Кстати, любопытно, что в Индии в прошлом году даже мусульманам законодательством запретили многоженство  :smilies:  http://www.islamisemya.com/aktualno/...-mnogozhenstvo

И Шрила Прабхупада не разрешал это в ИСККОН. Если говорить в целом о системе варнашраме, то там были эти вещи, но сейчас и системы никакой нет, и разве эта тема уже стала актуальной для общества?))
Или есть смысл начать построение варнашрамы прямо с этого?))

 «Что касается второго брака, этого делать нельзя, поскольку многоженство противоречит закону и мы также этого не поощряем…Но он должен действовать вне нашего Общества. *Внутри Общества разрешается* *только один брак* » (Письмо Шрилы Прабхупады Бхагавану дасу, 7 сентября 1975 г.).

----------


## Варган

*Вы можете назвать это сексизмом, если хотите, но такова позиция Прабхупады*

"Это трудная тема, поскольку в нашем обществе, в ИСККОН также есть отчетливые различия во мнениях. Некоторые говорят: ну, Прабхупада относился к мужчинам и женщинам одинаково. Другие говорят: ну, вы должны знать, что Прабхупада говорил о ролях в варнашраме. Прабхупада много говорил о ролях в варнашраме. Мое понимание таково, что Шрила Прабхупада как практический проповедник видел, что на Западе мужчины и женщины смешиваются друг с другом и у них нет такого традиционного понимания общества, поэтому он занимал мужчин и женщин как проповедников. Прабхупада сказал: «Наша политика занимать мужчин и женщин как проповедников». Он не сказал, что это наш принцип. Он сказал, что это наша политика, наш метод. Потому что на Западе мужчины и женщины общаются близко друг с другом.

Шрила Прабхупада также сказал, чтобы мы переходили и двигались к традиционному обществу, потому что это благоприятно для практики сознания Кришны, так как современный образ жизни предполагает слишком близкое общение мужчин и женщин. Это причина падения. В шастре приводится пример гхи: если положить его рядом с огнем, оно естественно растопится. Если мужчину и женщину оставить одних, вблизи друг от друга, то начинается процесс таяния масла. Поэтому мы видим в Бхагаватам и в Ману-самхите цитируется, Прабхупада часто это цитировал: не нужно сидеть близко со своей матерью, сестрой или дочерью, не говоря уже о других женщинах, потому что чувства могут возбудиться. Шрила Прабхупада цитировал этот стих, он говорил, что только негодяи возбудятся сидя рядом с матерью, сестрой или дочерью. Но Прабхупада цитировал: даже очень образованный человек может возбудиться даже сидя с матерью, сестрой или дочерью.

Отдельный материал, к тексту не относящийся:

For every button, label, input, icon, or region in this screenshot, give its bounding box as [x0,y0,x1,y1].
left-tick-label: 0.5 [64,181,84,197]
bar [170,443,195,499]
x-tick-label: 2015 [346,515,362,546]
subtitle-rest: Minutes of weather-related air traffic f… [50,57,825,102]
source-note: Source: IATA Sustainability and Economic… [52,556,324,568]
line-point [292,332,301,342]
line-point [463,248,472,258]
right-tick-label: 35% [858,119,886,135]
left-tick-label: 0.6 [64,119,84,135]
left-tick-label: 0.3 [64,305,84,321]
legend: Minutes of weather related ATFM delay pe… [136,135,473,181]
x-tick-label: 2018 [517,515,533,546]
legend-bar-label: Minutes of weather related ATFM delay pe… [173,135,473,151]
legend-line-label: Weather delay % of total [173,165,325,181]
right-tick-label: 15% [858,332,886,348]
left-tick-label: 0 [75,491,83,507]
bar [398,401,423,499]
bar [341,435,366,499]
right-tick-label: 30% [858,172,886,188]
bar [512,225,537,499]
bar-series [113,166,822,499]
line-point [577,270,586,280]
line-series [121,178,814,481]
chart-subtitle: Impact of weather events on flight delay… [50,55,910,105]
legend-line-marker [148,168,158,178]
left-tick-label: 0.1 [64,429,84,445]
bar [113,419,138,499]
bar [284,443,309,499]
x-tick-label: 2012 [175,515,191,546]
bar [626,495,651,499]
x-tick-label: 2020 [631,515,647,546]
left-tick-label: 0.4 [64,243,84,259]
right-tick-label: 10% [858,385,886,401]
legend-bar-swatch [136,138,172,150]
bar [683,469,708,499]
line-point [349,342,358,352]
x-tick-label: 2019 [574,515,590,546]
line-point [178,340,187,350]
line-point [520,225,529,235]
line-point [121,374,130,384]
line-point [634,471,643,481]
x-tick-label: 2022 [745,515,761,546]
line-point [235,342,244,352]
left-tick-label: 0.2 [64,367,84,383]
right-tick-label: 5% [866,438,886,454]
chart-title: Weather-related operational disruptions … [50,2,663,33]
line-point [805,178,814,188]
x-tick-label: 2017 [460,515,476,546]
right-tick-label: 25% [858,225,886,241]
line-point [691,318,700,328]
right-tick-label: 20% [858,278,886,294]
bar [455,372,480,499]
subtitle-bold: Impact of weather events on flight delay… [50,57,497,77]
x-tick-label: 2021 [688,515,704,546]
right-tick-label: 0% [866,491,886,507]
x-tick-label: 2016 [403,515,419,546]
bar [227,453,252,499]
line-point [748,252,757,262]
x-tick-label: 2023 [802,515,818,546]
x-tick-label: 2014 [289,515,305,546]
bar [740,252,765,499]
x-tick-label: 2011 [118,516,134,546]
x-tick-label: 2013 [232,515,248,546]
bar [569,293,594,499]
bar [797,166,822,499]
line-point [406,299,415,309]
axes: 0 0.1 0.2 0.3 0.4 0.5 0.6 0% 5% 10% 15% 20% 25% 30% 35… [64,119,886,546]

Есть жалоба, что, видите, Шрила Прабхупада относился к мужчинам и женщинам равно, одинаково. Он давал одинаковые возможности для духовного развития, но не занимал их одинаково. Например, он не делал женщин GBC. Он говорил Ямуне, что я бы сделал тебя GBC, если бы ты была мужчиной. То есть у него не было политики назначать женщин на посты GBC. Он верил в принцип, что мужчины должны быть лидерами, а у женщин должна быть подчиненная социальная роль.

Когда Шрила Прабхупада ездил к Индире Ганди, у него было несколько предложений. Одно из них: она должна подать в отставку с поста премьер-министра и сделать Санджая премьер-министром. То есть ему не нравилась демократия. Он сказал, что вы станьте матерью-царицей, а Санджай пусть будет царем. Хотя Санджай был негодяем, но Шрила Прабхупада посоветовал: «Сделайте его царем». Под руководством Прабхупады.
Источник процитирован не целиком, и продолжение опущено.